The lack of sales is worrying commercial growers. Vegfed president Brian Gargiulo says a glut in the market has meant lower prices while the rain has "just
encouraged everything to grow and grow".

"Tomatoes, for example, would be half the cost of what they were this time last year. There are plenty around but demand is very low," he said.

"We want people to be in the mood to eat them, particularly salad lines, but the weather's not causing them to be in that mood."

Mr Gargiulo said the growth pattern was the same everywhere but demand for greens was poor. "I don't know whether people are changing their eating habits or what they are doing. I haven't seen the weather like this for many, many years but it's changing what people do. I mean, how many barbecues have you had lately?

"It affects growers tremendously because their income just gets cut in half for the same amount of work."

At the Miramar Fruit Supply in Wellington, vegetables were going cheap to get them out the door, but the real bargain was berry fruit. Owner Kim Chin said that on Christmas Eve punnets of raspberries were selling for $7.95 each. Yesterday they were $2.95. "People aren't buying very much at all. They're probably still on holiday so just getting a little bit at a time."

In Whangarei pumpkin and kumara was "hard to come by" at Onerahi Fruit and Veges but other vegetables were selling normally.

At The Vege Pot in Christchurch cauliflower, cabbage and broccoli were abundant as the rain had encouraged their growth but pumpkin was trickier to find.
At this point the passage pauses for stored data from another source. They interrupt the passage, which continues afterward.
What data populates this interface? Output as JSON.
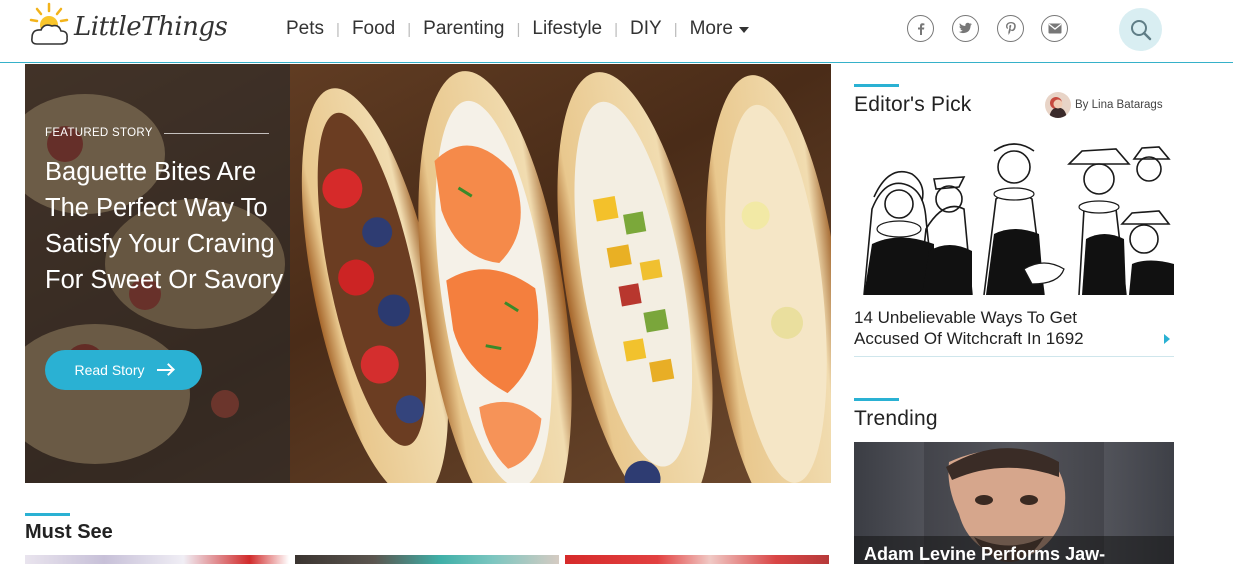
{
  "header": {
    "logo_text": "LittleThings",
    "nav": [
      {
        "label": "Pets"
      },
      {
        "label": "Food"
      },
      {
        "label": "Parenting"
      },
      {
        "label": "Lifestyle"
      },
      {
        "label": "DIY"
      }
    ],
    "more_label": "More",
    "social_icons": [
      "facebook-icon",
      "twitter-icon",
      "pinterest-icon",
      "email-icon"
    ],
    "search_icon": "search-icon"
  },
  "hero": {
    "label": "FEATURED STORY",
    "title": "Baguette Bites Are The Perfect Way To Satisfy Your Craving For Sweet Or Savory",
    "button_label": "Read Story"
  },
  "editors_pick": {
    "title": "Editor's Pick",
    "author": "By Lina Batarags",
    "caption": "14 Unbelievable Ways To Get Accused Of Witchcraft In 1692"
  },
  "trending": {
    "title": "Trending",
    "caption": "Adam Levine Performs Jaw-"
  },
  "must_see": {
    "title": "Must See"
  },
  "colors": {
    "accent": "#2ab1d3",
    "header_border": "#36b1c9",
    "search_bg": "#d9eef2"
  }
}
Drownings down over holiday period


Drownings were down over the Christmas holiday period but surf lifesavers still had their work cut out despite bad weather.

The drowning toll from Christmas Eve until January 5 was six. This compared with 11 in 2003-04 and 19 in 2002-03.

Water Safety New Zealand said rain and cold weather helped to keep the toll low.

But lifesavers reported almost as many rescues between Labour Weekend and December 31 as they did in the same period in 2003.

Surf Life Saving New Zealand said the poor weather stopped people going to the beach, but they went in droves on the few fine days.

There was one recreational drowning in the December 24 to January 5 period, on Christmas Day at Raglan.

The other drownings, classed as non-recreational, included three young Pukekohe girls whose van plunged into a river in Taranaki.

In previous years, recreational drownings outnumbered non-recreational, Water Safety said.

Drownings have fallen from about 180 a year in the 1980s to about 120 a year since 2000, despite growing numbers of people taking up watersports.

But Water Safety said some people still ignored basic advice such as swimming between the flags.

Surf lifesavers performed 247 rescues between Labour Weekend and December 31 - just 19 fewer than in the same period last year.

Mangawhai Heads, north of Auckland, recorded the highest number of rescues so far, with lifeguards rescuing 47 people since October.

Poor weather was also one of the reasons for the lowest holiday road toll since the 1959-1960 period, said road safety campaigner Clive Matthew-Wilson.

There were 435 road deaths last year, 26 fewer than 2003 and the second-lowest toll in 41 years.